Stanley High, writing in the 1920s, described a long journey from Chongqing to Tibet, in which he employed no fewer than seventy‐five coolie laborers. To finance the camel‐driven caravan, he secured several hundred dollars in silver and packed it away. Each one of the laborers, he figured, knew precisely where he had stashed the money. And yet this small fortune, an amount “sufficient to provide a lifelong endowment for any half dozen of them,” remained untouched.
I have lost two mobile phones in China and was lucky enough in each case to have the handheld brought back to me. All I had to do was ring my number and speak to the kindly fellow who was in possession of it. Of course the person who answered the phone was never the one who had actually found it, but he was nevertheless glad to assist. All we had to do was discuss the small matter of his travel expenses, because somehow—within a matter of minutes—the device had wound up in a distant town, and surely I would insist on personal delivery.
Scamps of this variety typically ask for only a fraction of the replacement cost but more than they could get selling it on the black market, and thus it is economically expedient to follow their lead. In such cases, you were inclined to resent the extortion until you had a phone stolen in some other place—as I did in Vietnam—and found that the thief had turned it off and thrown away the module chip, making it impossible to negotiate the device's return at any price.
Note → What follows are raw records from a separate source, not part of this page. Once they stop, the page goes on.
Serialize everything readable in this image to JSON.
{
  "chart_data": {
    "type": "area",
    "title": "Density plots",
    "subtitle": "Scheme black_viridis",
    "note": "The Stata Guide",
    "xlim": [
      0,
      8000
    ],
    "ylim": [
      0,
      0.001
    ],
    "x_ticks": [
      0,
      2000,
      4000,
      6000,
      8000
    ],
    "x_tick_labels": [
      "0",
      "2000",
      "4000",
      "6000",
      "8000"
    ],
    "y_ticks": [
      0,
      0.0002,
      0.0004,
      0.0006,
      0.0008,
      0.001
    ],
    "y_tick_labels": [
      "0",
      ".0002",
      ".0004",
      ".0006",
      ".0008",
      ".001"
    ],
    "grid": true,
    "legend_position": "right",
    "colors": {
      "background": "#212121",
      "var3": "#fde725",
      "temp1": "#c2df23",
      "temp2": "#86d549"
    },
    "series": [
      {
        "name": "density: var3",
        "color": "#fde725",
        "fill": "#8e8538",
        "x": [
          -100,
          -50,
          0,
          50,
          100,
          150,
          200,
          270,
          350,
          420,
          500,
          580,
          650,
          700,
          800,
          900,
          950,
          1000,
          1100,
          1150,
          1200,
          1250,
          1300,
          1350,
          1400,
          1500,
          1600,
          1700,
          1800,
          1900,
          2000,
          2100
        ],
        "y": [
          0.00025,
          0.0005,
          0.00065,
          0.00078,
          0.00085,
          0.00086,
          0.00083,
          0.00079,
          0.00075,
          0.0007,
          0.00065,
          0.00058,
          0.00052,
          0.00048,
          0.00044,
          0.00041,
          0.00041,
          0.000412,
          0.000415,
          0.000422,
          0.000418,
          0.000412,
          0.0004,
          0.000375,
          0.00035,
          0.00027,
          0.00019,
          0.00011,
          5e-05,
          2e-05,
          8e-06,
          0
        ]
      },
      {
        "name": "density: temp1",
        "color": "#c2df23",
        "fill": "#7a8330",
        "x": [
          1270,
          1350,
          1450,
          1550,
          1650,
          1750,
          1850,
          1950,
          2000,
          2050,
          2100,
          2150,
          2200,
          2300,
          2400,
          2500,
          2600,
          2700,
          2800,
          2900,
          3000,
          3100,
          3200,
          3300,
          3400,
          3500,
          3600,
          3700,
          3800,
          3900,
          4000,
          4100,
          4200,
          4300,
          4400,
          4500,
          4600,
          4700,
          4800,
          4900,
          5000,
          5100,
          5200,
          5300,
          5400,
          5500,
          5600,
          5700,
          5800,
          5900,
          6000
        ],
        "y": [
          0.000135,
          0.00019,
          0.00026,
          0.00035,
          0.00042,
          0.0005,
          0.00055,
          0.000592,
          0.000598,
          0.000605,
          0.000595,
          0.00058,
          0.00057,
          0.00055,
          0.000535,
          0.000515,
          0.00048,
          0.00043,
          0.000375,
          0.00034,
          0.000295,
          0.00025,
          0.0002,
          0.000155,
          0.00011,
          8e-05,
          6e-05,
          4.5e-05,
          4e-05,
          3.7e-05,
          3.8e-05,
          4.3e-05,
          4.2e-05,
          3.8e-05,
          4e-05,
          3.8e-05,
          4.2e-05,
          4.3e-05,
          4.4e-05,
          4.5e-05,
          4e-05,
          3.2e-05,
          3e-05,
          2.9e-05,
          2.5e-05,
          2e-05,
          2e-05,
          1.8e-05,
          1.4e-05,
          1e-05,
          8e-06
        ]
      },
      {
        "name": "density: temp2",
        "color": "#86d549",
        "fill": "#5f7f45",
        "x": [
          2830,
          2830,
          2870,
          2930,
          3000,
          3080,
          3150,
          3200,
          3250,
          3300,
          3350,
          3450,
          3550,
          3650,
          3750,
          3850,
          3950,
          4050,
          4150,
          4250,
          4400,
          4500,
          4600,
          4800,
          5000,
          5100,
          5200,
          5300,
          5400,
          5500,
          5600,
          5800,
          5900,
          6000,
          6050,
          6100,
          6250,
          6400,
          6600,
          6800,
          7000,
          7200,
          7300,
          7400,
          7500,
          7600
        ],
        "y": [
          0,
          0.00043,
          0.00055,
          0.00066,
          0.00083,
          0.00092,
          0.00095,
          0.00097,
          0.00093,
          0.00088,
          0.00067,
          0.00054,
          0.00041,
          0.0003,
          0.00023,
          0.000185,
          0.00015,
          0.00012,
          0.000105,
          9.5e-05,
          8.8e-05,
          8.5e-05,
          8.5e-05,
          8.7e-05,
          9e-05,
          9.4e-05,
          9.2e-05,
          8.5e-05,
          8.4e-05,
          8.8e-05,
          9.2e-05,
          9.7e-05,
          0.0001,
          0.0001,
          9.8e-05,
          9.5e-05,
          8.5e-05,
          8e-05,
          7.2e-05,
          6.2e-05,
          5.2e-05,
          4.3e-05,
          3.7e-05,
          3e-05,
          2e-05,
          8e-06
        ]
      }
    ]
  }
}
Because there is greater economic efficiency in returning a lost item to its owner, we are not surprised to learn that this is yet another old tradition. In this country, noted Giles, “Many cases of theft are compromised by the stolen property being restored to its owner on payment of a certain sum, which is fixed and shared in by the native constable who acts as middleman between the two parties.”
China is home to a better class of criminal, I believe. Property crime is more humane and less violent. Purse snatchers, for example, often take care to drop the purse in their wake for the original owner to more easily recover—sans its monetary contents, of course.
In Guangzhou, I know a man who had his computer stolen while sitting at a Starbucks. He didn't mind the loss of his laptop, he said, but in his computer bag were some irreplaceable business documents. In this city of millions, the police somehow managed to recover his bag, along with the papers, though naturally the computer was still missing.